Dirichlet-Neumann bracketing for a class of banded Toeplitz matrices

TL;DR

This paper investigates boundary conditions for self-adjoint banded Toeplitz matrices, establishing the existence of Dirichlet-Neumann bracketing conditions for a specific class including powers of the discrete Laplacian, and providing spectral gap bounds.

Contribution

It introduces boundary conditions satisfying Dirichlet-Neumann bracketing for a class of banded Toeplitz matrices, including integer powers of the discrete Laplacian, and derives spectral gap estimates.

Findings

Existence of boundary conditions satisfying Dirichlet-Neumann bracketing for certain Toeplitz matrices.

Lower bounds on the spectral gap above the lowest eigenvalue.

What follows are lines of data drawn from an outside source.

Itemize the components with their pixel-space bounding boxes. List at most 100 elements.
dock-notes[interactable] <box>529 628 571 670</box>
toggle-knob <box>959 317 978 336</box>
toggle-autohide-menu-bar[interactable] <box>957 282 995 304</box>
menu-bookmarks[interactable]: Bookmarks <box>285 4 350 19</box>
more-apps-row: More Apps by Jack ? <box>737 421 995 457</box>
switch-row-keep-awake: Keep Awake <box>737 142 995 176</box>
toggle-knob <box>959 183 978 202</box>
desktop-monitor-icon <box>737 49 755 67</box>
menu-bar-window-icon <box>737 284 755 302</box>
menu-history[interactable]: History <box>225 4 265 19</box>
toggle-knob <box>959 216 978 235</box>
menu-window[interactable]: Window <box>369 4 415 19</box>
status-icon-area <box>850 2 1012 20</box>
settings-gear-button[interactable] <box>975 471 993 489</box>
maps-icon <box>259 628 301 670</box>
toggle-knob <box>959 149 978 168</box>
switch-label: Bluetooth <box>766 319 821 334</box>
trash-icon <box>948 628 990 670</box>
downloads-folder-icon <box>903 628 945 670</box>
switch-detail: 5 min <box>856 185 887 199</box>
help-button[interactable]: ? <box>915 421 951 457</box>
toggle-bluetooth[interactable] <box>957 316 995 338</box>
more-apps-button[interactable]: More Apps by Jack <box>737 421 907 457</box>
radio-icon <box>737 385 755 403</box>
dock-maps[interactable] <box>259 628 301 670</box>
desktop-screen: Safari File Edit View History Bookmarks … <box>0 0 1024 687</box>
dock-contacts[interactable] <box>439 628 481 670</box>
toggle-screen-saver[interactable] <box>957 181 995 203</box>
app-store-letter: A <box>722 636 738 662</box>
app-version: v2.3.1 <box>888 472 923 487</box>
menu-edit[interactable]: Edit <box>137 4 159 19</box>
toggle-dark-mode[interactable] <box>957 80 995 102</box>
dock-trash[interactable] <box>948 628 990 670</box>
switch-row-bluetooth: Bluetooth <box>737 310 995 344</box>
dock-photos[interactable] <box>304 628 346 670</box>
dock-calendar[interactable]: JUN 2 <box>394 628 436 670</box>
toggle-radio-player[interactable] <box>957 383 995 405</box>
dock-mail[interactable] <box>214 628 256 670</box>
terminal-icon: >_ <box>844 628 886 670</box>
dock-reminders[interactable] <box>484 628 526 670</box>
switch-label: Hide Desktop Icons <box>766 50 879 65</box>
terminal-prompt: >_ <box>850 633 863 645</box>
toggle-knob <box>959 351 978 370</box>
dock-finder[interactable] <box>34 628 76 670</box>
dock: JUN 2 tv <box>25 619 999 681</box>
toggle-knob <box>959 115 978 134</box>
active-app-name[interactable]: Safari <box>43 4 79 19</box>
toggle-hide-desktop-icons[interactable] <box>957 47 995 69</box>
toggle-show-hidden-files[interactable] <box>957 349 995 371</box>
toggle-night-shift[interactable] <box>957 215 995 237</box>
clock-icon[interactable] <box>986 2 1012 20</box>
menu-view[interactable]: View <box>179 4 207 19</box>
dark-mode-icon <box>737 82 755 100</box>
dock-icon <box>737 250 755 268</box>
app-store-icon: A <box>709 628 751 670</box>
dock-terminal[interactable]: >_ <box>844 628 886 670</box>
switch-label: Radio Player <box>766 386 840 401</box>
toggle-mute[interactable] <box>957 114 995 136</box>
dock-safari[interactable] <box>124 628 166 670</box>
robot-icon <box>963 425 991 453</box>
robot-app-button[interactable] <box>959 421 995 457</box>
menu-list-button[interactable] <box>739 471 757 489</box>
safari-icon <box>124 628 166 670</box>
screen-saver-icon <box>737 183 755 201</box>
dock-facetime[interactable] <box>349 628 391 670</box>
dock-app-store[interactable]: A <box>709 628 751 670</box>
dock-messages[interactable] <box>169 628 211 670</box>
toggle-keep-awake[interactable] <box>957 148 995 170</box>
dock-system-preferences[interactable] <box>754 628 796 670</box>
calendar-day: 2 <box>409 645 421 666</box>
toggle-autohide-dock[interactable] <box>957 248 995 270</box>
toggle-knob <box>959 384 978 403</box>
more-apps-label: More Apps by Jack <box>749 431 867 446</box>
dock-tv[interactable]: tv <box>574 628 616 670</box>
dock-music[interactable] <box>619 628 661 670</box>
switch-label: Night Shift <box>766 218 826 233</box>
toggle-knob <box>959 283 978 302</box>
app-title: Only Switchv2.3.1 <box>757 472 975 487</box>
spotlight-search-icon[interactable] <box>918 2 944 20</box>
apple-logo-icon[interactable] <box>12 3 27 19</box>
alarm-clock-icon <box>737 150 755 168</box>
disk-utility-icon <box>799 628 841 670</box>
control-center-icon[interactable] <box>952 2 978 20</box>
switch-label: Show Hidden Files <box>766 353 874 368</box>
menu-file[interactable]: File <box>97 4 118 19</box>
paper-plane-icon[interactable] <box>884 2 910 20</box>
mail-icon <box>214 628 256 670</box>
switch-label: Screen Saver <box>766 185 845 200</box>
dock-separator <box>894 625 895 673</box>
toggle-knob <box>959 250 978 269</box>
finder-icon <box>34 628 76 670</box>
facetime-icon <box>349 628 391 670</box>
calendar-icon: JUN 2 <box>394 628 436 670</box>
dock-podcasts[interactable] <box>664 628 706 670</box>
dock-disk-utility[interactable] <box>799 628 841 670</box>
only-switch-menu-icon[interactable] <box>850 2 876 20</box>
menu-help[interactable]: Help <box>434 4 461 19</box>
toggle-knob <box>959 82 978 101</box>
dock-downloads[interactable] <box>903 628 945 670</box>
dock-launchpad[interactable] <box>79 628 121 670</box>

Application to matrices including powers of the discrete Laplacian.

Abstract

We consider boundary conditions of self-adjoint banded Toeplitz matrices. We ask if boundary conditions exist for banded self-adjoint Toeplitz matrices which satisfy operator inequalities of Dirichlet-Neumann bracketing type. For a special class of banded Toeplitz matrices including integer powers of the discrete Laplacian we find such boundary conditions. Moreover, for this class we give a lower bound on the spectral gap above the lowest eigenvalue.